13.08.2014 - 00:00 Uhr
Sport

Katastrophen-Kick beim 1:5 im Derby - Fürths Torwart Hesl: "Einer der drei schönsten Momente" In Nürnberg brennt's schon wieder

Auf dem Spielfeld fehlte alles. Die Leidenschaft, das Feuer. Doch es brennt dennoch. Beim 1. FC Nürnberg ist schon richtig Feuer unterm Dach. Und das nach dem 2. Spieltag der 2. Bundesliga. "Das war ein rabenschwarzer Tag für uns", stammelte sportlicher Leiter Wolfgang Wolf sichtlich angeschlagen. 1:5 beim Lokalrivalen Greuther Fürth. "Grausam, grausam."

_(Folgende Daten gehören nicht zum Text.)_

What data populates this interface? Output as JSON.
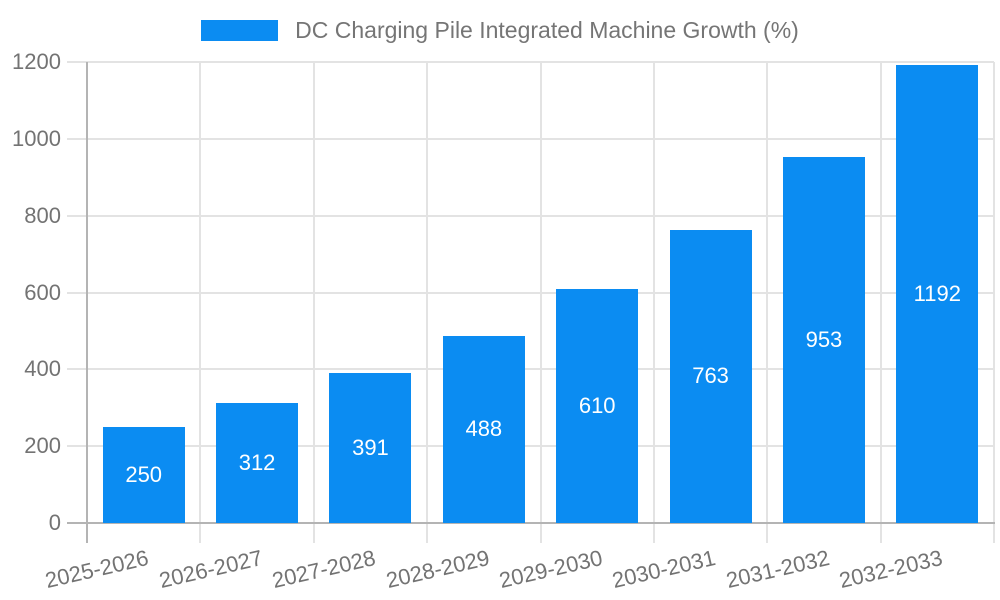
{
  "chart_data": {
    "type": "bar",
    "title": "DC Charging Pile Integrated Machine Growth (%)",
    "categories": [
      "2025-2026",
      "2026-2027",
      "2027-2028",
      "2028-2029",
      "2029-2030",
      "2030-2031",
      "2031-2032",
      "2032-2033"
    ],
    "values": [
      250,
      312,
      391,
      488,
      610,
      763,
      953,
      1192
    ],
    "xlabel": "",
    "ylabel": "",
    "ylim": [
      0,
      1200
    ],
    "yticks": [
      0,
      200,
      400,
      600,
      800,
      1000,
      1200
    ],
    "grid": true,
    "legend_position": "top-center",
    "value_labels_position": "inside-center",
    "colors": {
      "bar": "#0b8cf2",
      "value_label": "#ffffff",
      "text": "#737373",
      "grid": "#e3e3e3",
      "axis": "#b4b4b4"
    }
  }
}
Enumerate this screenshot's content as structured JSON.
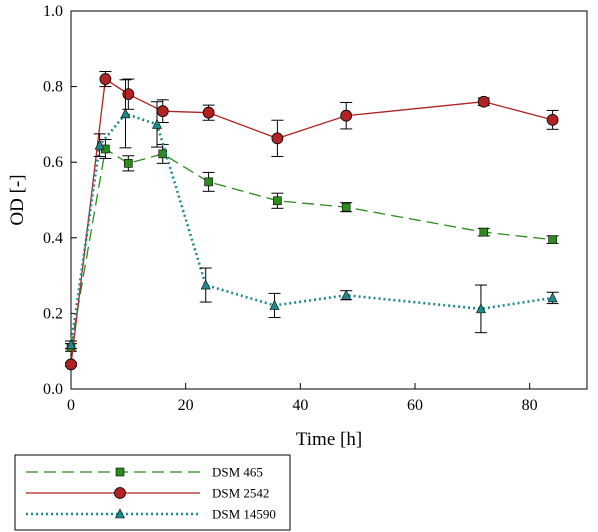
{
  "chart_data": {
    "type": "line",
    "xlabel": "Time [h]",
    "ylabel": "OD [-]",
    "xlim": [
      0,
      90
    ],
    "ylim": [
      0.0,
      1.0
    ],
    "xticks": [
      0,
      20,
      40,
      60,
      80
    ],
    "xtick_labels": [
      "0",
      "20",
      "40",
      "60",
      "80"
    ],
    "yticks": [
      0.0,
      0.2,
      0.4,
      0.6,
      0.8,
      1.0
    ],
    "ytick_labels": [
      "0.0",
      "0.2",
      "0.4",
      "0.6",
      "0.8",
      "1.0"
    ],
    "grid": false,
    "legend_position": "below plot, bottom-left",
    "series": [
      {
        "name": "DSM 465",
        "color": "#2e8b1e",
        "line_style": "long-dash",
        "marker": "square",
        "x": [
          0,
          6,
          10,
          16,
          24,
          36,
          48,
          72,
          84
        ],
        "y": [
          0.11,
          0.635,
          0.597,
          0.622,
          0.548,
          0.498,
          0.481,
          0.415,
          0.395
        ],
        "err": [
          0.01,
          0.025,
          0.02,
          0.025,
          0.025,
          0.02,
          0.012,
          0.01,
          0.01
        ]
      },
      {
        "name": "DSM 2542",
        "color": "#b22222",
        "line_style": "solid",
        "marker": "circle",
        "x": [
          0,
          6,
          10,
          16,
          24,
          36,
          48,
          72,
          84
        ],
        "y": [
          0.065,
          0.82,
          0.78,
          0.735,
          0.731,
          0.663,
          0.723,
          0.76,
          0.712
        ],
        "err": [
          0.005,
          0.02,
          0.04,
          0.03,
          0.02,
          0.048,
          0.035,
          0.01,
          0.025
        ]
      },
      {
        "name": "DSM 14590",
        "color": "#1f8a8a",
        "line_style": "dotted",
        "marker": "triangle",
        "x": [
          0,
          5,
          9.5,
          15,
          23.5,
          35.5,
          48,
          71.5,
          84
        ],
        "y": [
          0.117,
          0.645,
          0.728,
          0.7,
          0.275,
          0.221,
          0.248,
          0.212,
          0.241
        ],
        "err": [
          0.01,
          0.03,
          0.09,
          0.06,
          0.045,
          0.032,
          0.012,
          0.063,
          0.015
        ]
      }
    ]
  }
}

von Josef Maier Kontakt Profil

Es war am Montagabend eines dieser Spiele, bei denen man sich fragt: War nun der Sieger so verdammt gut? Oder der Verlierer so extrem schlecht? "Die Jungs haben ein tolles Spiel gemacht", sagte Fürths Trainer Frank Kramer zurecht. Er hatte zwar in der Sommerpause keine so großen Baustellen im Kader zu schließen wie sein Club-Kollege Valérien Ismaël, aber wie er erneut eine absolute Spitzenmannschaft formte, ist schon phänomenal. Und wie konsequent seine Jungs vor den 17 200 Zuschauern die Nürnberger Schwächen ausnutzten, war beeindruckend. "Wir haben denen fünf Geschenke gemacht, und die haben sie angenommen", meinte Wolf.

Irgendwie war es bezeichnend, dass mit Torwart Raphael Schäfer und Javier Pinola ausgerechnet die erfahrensten Clubberer die größten Fehler begingen und ihre jungen Mitspieler verunsicherten. Wolf trauerte deshalb dem dritten "Führungsspieler" hinterher: "Uns hat Jan Polak heute ganz deutlich gefehlt." Mit den gebrochenen Rippen des tschechischen Spielmachers vor einer Woche gegen Erzgebirge Aue hat wohl auch das Selbstbewusstsein seiner Mitspieler einen Knacks bekommen. "Dass er uns so dramatisch fehlt, hätte ich nicht gedacht." Wahrscheinlich wäre aber auch Polak an diesem kuriosen Abend mit im Fürther Angriffswirbel untergegangen. Abdul Rahman Baba (8./57. Minute) - er wechselt nach Augbsurg (siehe Kasten) -, Goran Sukalo (17./Foulelfmeter), Tom Weilandt (76.) und Robert Zulj (87.) machten mit ihren Treffern aus der Trolli-Arena ein Tollhaus. Pinolas 1:2-Anschluss (35.) ging unter.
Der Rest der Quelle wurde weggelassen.